Shot at Xite Labs’ xR stage in LA, the concert accentuated the artist’s unique musical vibe for fans around the world watching at home. The immersive livestream presented Tiller in a series of six different worlds linked by a narrative flowing through the songs. Xite Labs was responsible for the stunning xR content for 14 different songs performed in four virtual ‘worlds’ with distinct appearances and themes.
For this unique immersive experience, Xite turned to its trusted in-house workflow, featuring a disguise gx 2c media server as the primary controller of the xR environment, while a dedicated disguise rx machine was used to run the Unreal Engine (UE) scenes via disguise RenderStream. Front-plate elements were created in Notch to further link Tiller into each of the unique worlds.
These included a virtual lounge that fell away to reveal a world of galaxies, nebulas and spaceships, a time theme with a mountain desert landscape and a flight through a moonlit sky, guerrilla warfare transforming into a neon jungle as well as stark hallways with bold, flat lighting, colour-changing walls and silhouettes. Throughout, Tiller appeared to perform on a moving platform, which served as the anchor point transporting him from one otherworldly environment to another.

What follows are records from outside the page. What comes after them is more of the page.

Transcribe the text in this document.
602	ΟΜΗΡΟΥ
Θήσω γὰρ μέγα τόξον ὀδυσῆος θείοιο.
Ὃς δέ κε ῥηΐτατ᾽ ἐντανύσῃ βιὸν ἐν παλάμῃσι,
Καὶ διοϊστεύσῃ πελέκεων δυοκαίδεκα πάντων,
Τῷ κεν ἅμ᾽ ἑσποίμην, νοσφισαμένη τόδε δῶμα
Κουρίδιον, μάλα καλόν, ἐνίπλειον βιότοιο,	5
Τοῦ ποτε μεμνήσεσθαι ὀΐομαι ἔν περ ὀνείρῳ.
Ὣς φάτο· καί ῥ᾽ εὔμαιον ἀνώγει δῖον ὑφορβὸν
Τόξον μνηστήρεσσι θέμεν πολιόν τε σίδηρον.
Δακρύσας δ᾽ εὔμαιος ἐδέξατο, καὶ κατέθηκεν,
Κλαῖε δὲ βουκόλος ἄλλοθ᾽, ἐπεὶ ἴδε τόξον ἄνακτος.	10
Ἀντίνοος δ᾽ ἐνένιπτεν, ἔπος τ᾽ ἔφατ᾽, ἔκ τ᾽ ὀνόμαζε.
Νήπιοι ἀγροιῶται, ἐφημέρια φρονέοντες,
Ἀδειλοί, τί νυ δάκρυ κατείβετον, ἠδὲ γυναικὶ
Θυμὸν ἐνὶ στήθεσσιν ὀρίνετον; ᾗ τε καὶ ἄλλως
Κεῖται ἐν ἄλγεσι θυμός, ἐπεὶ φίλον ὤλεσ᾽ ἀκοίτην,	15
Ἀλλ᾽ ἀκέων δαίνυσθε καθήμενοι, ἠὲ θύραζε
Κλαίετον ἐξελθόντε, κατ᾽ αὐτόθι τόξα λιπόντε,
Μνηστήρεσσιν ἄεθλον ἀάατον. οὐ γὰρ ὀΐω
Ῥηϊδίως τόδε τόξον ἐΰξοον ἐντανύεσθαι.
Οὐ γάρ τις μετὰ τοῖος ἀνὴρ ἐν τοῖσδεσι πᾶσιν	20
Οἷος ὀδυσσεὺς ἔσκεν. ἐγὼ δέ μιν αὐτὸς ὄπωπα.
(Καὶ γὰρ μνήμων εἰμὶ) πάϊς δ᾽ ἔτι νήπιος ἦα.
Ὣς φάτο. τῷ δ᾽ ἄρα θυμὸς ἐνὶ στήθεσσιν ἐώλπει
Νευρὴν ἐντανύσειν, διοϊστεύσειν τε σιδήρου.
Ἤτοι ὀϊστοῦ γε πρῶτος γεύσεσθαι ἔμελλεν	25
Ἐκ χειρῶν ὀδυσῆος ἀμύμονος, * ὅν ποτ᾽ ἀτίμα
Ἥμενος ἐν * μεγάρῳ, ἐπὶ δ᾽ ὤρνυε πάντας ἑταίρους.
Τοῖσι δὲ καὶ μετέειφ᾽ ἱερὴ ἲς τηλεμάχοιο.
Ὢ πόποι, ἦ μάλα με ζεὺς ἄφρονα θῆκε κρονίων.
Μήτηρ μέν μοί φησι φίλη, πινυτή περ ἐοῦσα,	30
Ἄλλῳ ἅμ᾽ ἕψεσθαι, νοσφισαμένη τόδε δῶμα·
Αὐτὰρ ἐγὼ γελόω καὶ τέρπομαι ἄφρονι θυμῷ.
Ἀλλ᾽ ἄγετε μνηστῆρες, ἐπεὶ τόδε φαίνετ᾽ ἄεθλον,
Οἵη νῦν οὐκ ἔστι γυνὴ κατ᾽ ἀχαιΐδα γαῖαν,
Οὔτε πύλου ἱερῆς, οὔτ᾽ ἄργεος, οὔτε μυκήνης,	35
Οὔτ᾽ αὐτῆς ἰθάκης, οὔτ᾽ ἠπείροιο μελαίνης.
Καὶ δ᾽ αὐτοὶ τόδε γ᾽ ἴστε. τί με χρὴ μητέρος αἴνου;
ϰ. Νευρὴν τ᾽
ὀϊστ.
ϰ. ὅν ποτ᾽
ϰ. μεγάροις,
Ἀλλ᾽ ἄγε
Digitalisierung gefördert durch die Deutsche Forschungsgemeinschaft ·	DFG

Over 400 hours of development
“I have not seen anything done in xR that was quite as diverse and complex as this. And the fact that it was shot on our smaller volume in such a short timeframe still blows my mind,” said Greg Russell, Creative Director at Xite Labs.
An unforeseen benefit that the disguise xR workflow brought to the production team was the ability to film Tiller wearing a shiny, black reflective jacket for the interlude performances.
“This would have been incredibly challenging on a green screen and require a great deal of time technically for lighting and ensuring the separation of light fields. But xR made this possible, and it looked amazing,” added Vello Virkhaus, Creative Director at Xite Labs.
The ambitious production clocked in over 400 hours of development per nine Unreal Engine artists across ten weeks and over 200 hours per two Notch artists in order to bring the virtual environments to life.
“From the top-down the livestream concert went exceedingly well and got great feedback,” said Russell. “Bryson understood the technology and intuitively knew where to be on the stage and how to be in and out of the lighting.”
“On the production level, it was the first time Director Mike Carson, DP Russ Fraser and Producer Amish Dani had done xR,” Russell said. “With film and music video people coming into our world, it was a very challenging job from a production standpoint because we were basically teaching them the xR workflow on the job. But once they started putting the pieces together they realised its value.”
This was the longest and most complex real time project Xite Labs has ever completed, and is arguably one of the most ambituous xR music shows to date. The worlds successfully layered physical lighting along with front and back plate digital elements in a seamless fashion. This created a truly immersive effect. All animation was created to timecode and executed almost entirely in Unreal Engine, with atmospheric effects and additional narrative elements from Notch on front plates. The fans absolutely loved the worlds and transitions, and raved about it while the PPV program aired in the portal chat thread.